Why were the polls so wrong? One possible explanation is that people are reluctant to admit to third parties that they are going to vote Conservative, as if to do so were to admit a secret vice or to being actuated only by the most selfish motives. In other words, their reluctance is an indication of how far the Left has won the battle for the hearts and minds of at least a large section of the population, who do not believe that there can be any respectable arguments for conservatism. Not, of course, that the British Conservatives are genuinely conservative; they are merely less progressive than their opponents. The very term progressive causes a bias against conservatives, for who can be against progress? That real progress occurs largely by non-political means is not an idea that can be expressed in a slogan, while supposed progress by political means can easily be reduced to slogans. Moreover, since competitive politics is about the righting of wrongs and the addressing of complaint, any suggestion that some things should remain the same is easily portrayed as unfeeling complacency by the privileged.
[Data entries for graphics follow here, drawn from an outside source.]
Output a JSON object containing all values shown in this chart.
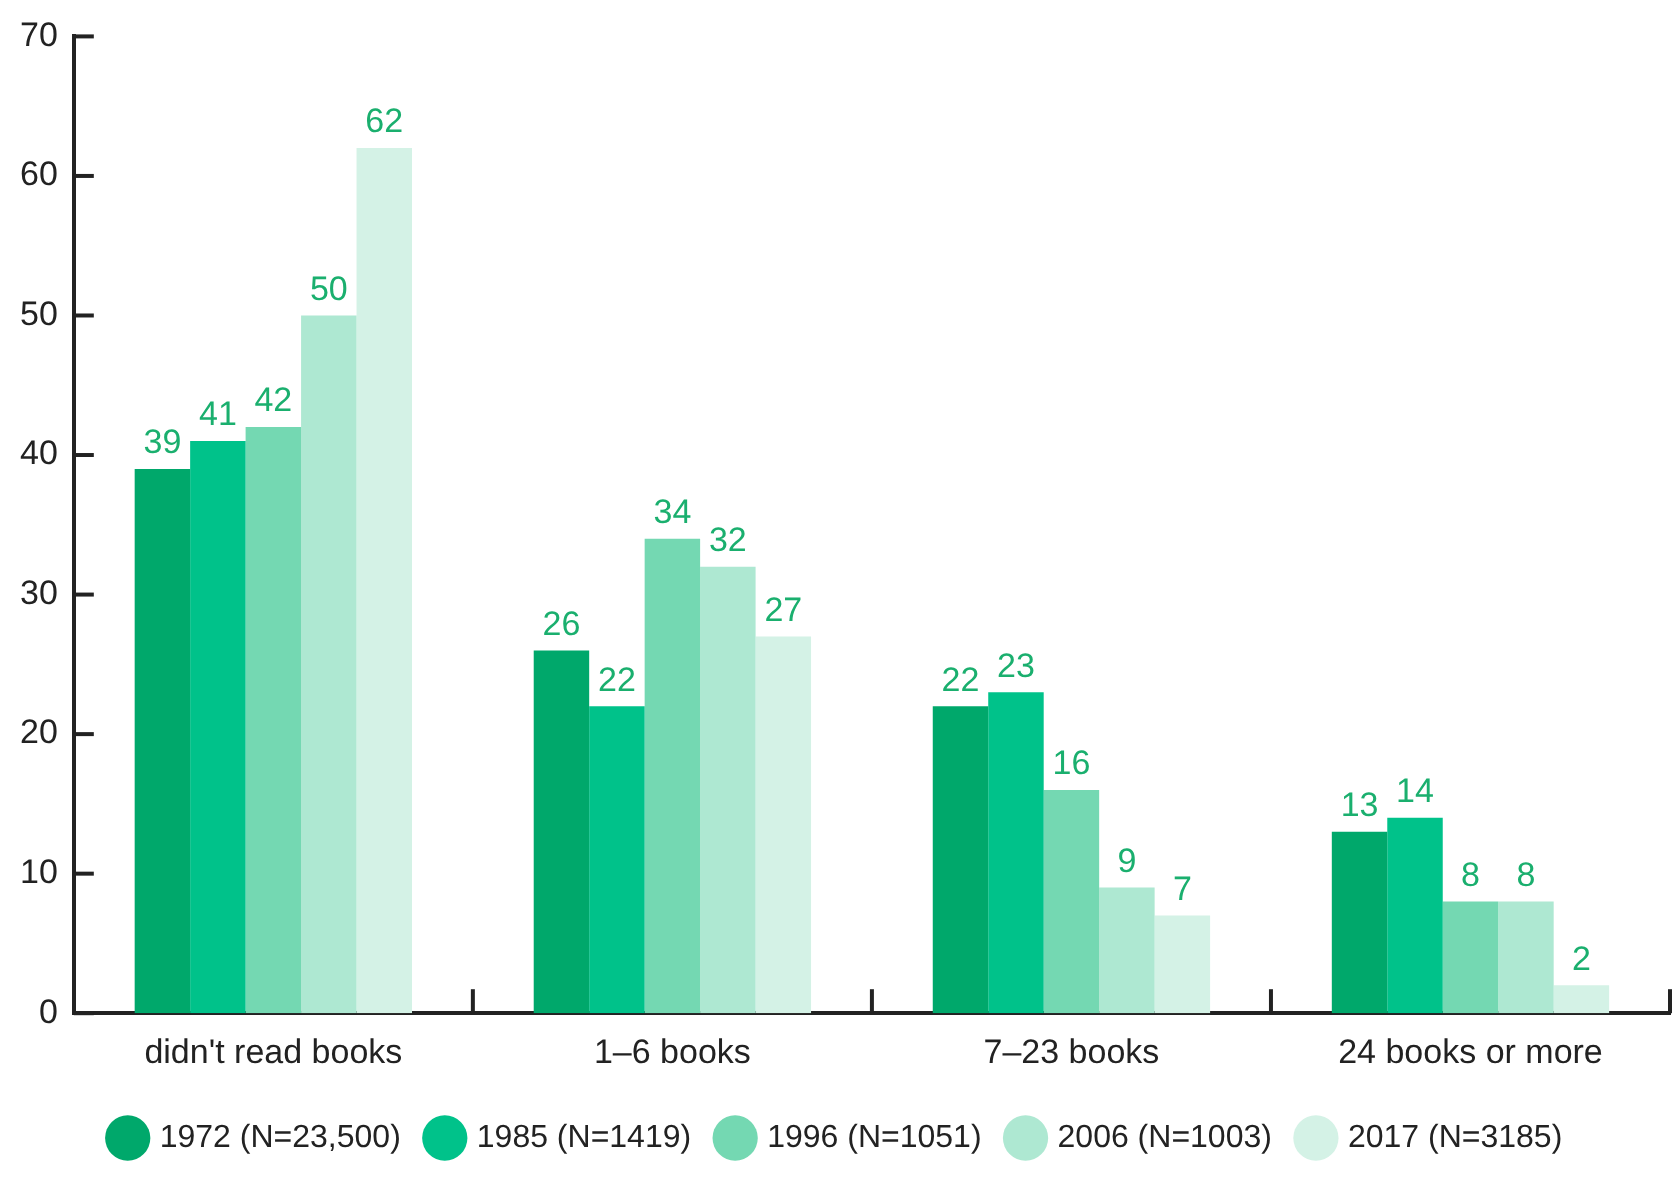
{
  "chart_data": {
    "type": "bar",
    "categories": [
      "didn't read books",
      "1–6 books",
      "7–23 books",
      "24 books or more"
    ],
    "series": [
      {
        "name": "1972 (N=23,500)",
        "color": "#00a86b",
        "values": [
          39,
          26,
          22,
          13
        ]
      },
      {
        "name": "1985 (N=1419)",
        "color": "#00c28a",
        "values": [
          41,
          22,
          23,
          14
        ]
      },
      {
        "name": "1996 (N=1051)",
        "color": "#74d8b2",
        "values": [
          42,
          34,
          16,
          8
        ]
      },
      {
        "name": "2006 (N=1003)",
        "color": "#aee8d2",
        "values": [
          50,
          32,
          9,
          8
        ]
      },
      {
        "name": "2017 (N=3185)",
        "color": "#d4f2e6",
        "values": [
          62,
          27,
          7,
          2
        ]
      }
    ],
    "ylim": [
      0,
      70
    ],
    "yticks": [
      0,
      10,
      20,
      30,
      40,
      50,
      60,
      70
    ],
    "grid": false,
    "legend": "bottom",
    "data_labels": true
  }
}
In fact, the reelection of David Cameron, which in the past would have been a manifestation of stability, solves nothing of the crisis of political legitimacy in Britain (constitutional legitimacy is something else). With voter turnout of 66 percent and the British party system Balkanized, Cameron won reelection with the suffrage of 24.7 percent of the adult population. Even more startling was the fact that a vote for the Scottish Nationalists weighed nearly 150 times more heavily as far as representation in Parliament was concerned as did a vote for UKIP. (It took 25,974 votes to elect an SNP Member of Parliament, but 3,881,129 to elect a UKIP one.) A vote for the SNP weighed about 25 times more than a vote for the Greens. The SNP won 50 percent of the votes in Scotland but 95 percent of the seats. Clearly, we now live in an unrepresentative democracy.
For the SNP, it was a heads-I-win-tails-you-lose election. If Labour had won more seats than the Conservatives, but not an absolute majority (which was always very unlikely), the SNP would have been able to dictate policy or at least influence it strongly; if the Conservatives won, the SNP could claim that the U.K. government had no mandate or legitimacy in Scotland, and use the vote to emphasize the difference between England and Scotland, and perhaps as a further grievance.
Cameron’s problems are just beginning, and his triumph will be short-lived. He has promised a referendum on membership of the European Union, a promise that would be difficult even for Houdini to escape; and if it goes against membership, the Scots, who are Europhile but anti-English, might declare their independence and try to remain in the European Union (though it is by no means a foregone conclusion that the Union would have them). Nor would independence be without potential for creating deep divisions, bitterness, and conflict within Scotland itself, though the leadership of the SNP speaks the language of unanimity. The potential for chaos both north and south of the border is enormous.
One of Britain’s prevailing assets has been its political stability. But that stability has evaporated, probably for good—with potentially disastrous results for its financial sector, upon which it so strongly (though foolishly) depends. Terrible political problems have been conjured out of nothing except the ambition of politicians, and the country’s deeper problems—its low productivity, its abysmal cultural and educational levels—remain not only unanswered, but unremarked.